Tens of thousands of ships sailing the world's oceans burn more than 3 million barrels of sediment-like fuel with a high sulfur content every day. But from next year, the shipping industry will have to comply with rules that have to drastically reduce sulfur emissions.
"This is the biggest change in the history of the oil market," said Steve Sawyer, senior analyst at Facts Global Energy.
"This will affect crude oil producers, traders, shipowners, refiners, commodity market investors, insurance companies, logistics companies, banks ... Who is left? I'm trying to think of someone who may not be affected. That's why it's a huge transition, Sawyer said.
What is IMO 2020?
On January 1, 2020, the International Maritime Organization (IMO) will bring in new emission standards that will significantly reduce ship-source pollution.
Against the backdrop of widespread pressure on cleaner energy markets, the IMO will prohibit craft from using fuels with a sulfur content higher than 0.5% compared to levels above 3.5% at present.
"A brick wall is set at the end of December that is being built in the past two years, or you can rush it upside down and say" it hurts "or find a way around it.
The new regulations are a result of a UN Commission Subcommittee's recommendation of more than a decade ago and adopted in 2016 by the UN IMO, which sets out rules on safety, security and shipping pollution.
"If you consider shipping along with all countries that consume oil, it will be number four or five on the list - so that's a huge amount of consumption," said Anthony Gurnee, Chief Executive Officer of Ardmore Shipping.
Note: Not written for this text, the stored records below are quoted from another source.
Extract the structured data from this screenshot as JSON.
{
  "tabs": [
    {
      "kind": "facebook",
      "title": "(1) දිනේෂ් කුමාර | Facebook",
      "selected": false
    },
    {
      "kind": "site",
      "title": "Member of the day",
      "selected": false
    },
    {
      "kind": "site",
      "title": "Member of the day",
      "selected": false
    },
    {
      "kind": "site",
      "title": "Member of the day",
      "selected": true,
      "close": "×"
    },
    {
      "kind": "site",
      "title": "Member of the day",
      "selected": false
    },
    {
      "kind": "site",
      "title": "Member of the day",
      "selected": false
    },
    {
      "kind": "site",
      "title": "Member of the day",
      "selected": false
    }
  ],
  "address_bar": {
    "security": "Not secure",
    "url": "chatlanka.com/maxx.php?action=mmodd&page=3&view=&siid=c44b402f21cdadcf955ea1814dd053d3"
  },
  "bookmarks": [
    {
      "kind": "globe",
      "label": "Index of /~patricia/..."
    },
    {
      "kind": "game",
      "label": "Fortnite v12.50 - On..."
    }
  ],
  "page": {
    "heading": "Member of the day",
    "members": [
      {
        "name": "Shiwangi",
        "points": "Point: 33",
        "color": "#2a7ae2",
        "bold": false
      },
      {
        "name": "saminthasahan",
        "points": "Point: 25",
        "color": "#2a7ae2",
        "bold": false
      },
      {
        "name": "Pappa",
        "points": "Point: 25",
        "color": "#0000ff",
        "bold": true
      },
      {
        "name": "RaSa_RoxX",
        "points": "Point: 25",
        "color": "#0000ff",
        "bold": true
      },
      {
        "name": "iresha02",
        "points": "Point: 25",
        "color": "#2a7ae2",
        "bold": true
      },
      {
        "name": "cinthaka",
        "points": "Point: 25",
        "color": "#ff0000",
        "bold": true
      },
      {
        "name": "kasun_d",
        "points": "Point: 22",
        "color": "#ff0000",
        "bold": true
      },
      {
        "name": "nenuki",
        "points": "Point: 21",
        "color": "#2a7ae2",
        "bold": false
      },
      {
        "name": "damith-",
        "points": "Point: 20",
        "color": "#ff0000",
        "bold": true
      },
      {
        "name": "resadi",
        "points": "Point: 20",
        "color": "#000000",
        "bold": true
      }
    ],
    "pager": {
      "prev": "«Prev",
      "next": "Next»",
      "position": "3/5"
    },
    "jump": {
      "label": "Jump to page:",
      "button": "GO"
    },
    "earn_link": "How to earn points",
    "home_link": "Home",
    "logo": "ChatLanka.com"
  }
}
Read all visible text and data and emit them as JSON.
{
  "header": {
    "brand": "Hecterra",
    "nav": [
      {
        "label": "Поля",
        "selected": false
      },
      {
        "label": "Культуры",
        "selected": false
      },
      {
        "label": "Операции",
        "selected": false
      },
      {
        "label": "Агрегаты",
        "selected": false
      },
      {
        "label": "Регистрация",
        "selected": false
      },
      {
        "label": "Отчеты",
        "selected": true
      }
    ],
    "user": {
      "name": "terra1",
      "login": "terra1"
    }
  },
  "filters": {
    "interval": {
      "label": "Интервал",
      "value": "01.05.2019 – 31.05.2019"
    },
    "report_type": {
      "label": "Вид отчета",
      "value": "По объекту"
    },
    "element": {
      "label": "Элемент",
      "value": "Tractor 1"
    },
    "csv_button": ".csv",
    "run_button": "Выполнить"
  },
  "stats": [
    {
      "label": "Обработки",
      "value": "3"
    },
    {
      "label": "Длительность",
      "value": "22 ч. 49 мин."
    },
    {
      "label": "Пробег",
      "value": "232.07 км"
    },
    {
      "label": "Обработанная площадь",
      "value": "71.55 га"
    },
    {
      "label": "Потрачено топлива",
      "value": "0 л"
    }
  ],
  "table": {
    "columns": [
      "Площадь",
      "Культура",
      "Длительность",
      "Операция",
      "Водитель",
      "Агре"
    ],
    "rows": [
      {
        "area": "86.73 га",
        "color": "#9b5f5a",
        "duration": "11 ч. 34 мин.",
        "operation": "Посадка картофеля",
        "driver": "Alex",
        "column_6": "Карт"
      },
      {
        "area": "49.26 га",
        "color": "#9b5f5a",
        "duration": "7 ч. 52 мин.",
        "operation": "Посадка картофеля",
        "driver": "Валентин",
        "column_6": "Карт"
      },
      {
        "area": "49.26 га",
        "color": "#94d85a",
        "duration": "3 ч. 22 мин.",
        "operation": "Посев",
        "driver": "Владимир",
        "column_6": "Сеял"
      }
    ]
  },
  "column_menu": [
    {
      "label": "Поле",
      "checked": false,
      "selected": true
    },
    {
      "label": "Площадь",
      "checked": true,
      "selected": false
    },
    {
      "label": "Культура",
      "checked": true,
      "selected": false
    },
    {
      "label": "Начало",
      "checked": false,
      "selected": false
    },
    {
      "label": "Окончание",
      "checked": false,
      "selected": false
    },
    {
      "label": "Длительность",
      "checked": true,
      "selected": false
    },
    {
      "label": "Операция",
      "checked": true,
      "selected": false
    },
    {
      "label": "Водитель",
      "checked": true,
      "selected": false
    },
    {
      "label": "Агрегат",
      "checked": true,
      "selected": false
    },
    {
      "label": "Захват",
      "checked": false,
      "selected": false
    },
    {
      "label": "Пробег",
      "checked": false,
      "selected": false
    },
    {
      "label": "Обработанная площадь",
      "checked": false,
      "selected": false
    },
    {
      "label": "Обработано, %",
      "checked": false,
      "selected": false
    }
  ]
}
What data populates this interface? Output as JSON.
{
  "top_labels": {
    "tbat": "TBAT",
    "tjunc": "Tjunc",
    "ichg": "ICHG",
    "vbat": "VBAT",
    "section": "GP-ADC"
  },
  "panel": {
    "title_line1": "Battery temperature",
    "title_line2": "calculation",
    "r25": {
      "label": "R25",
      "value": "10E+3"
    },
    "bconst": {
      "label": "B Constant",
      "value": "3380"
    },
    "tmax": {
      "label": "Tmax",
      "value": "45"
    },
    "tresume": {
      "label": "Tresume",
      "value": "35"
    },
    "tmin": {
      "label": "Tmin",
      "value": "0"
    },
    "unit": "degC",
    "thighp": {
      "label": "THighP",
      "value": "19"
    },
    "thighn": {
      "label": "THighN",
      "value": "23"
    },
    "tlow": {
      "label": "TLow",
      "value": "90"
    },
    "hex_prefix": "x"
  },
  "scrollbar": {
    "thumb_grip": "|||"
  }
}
Ardmore Shipping is a US registered company based in Ireland, which owns and manages a fleet of tankers carrying refined petroleum products.
"We are going to a fundamentally different kind of fuel. It has a greater impact on the refining industry than on shipping, "Gurnee said.
It is assumed that the forthcoming measures will create an oversupply of heavy fuel oil, while at the same time increasing the demand for IMO-compliant products - thus increasing the pressure on the refining industry to produce significantly more than the latter.
This is particularly important, energy analysts say, as oil producers in the Middle East - such as Saudi Arabia from OPEC - are likely to lose because they rely on crude oil with high sulfur content.
The shipping industry is under great pressure to reduce sulfur emissions, as the pollutant is a component of acid rain that damages vegetation and wildlife and contributes to the acidification of the oceans.
The proposed policy change comes at a time when bets are high for the world's ships. At the end of last year, UBS analysts estimated that the green cargo market could cost at least $ 250 billion over the next five years.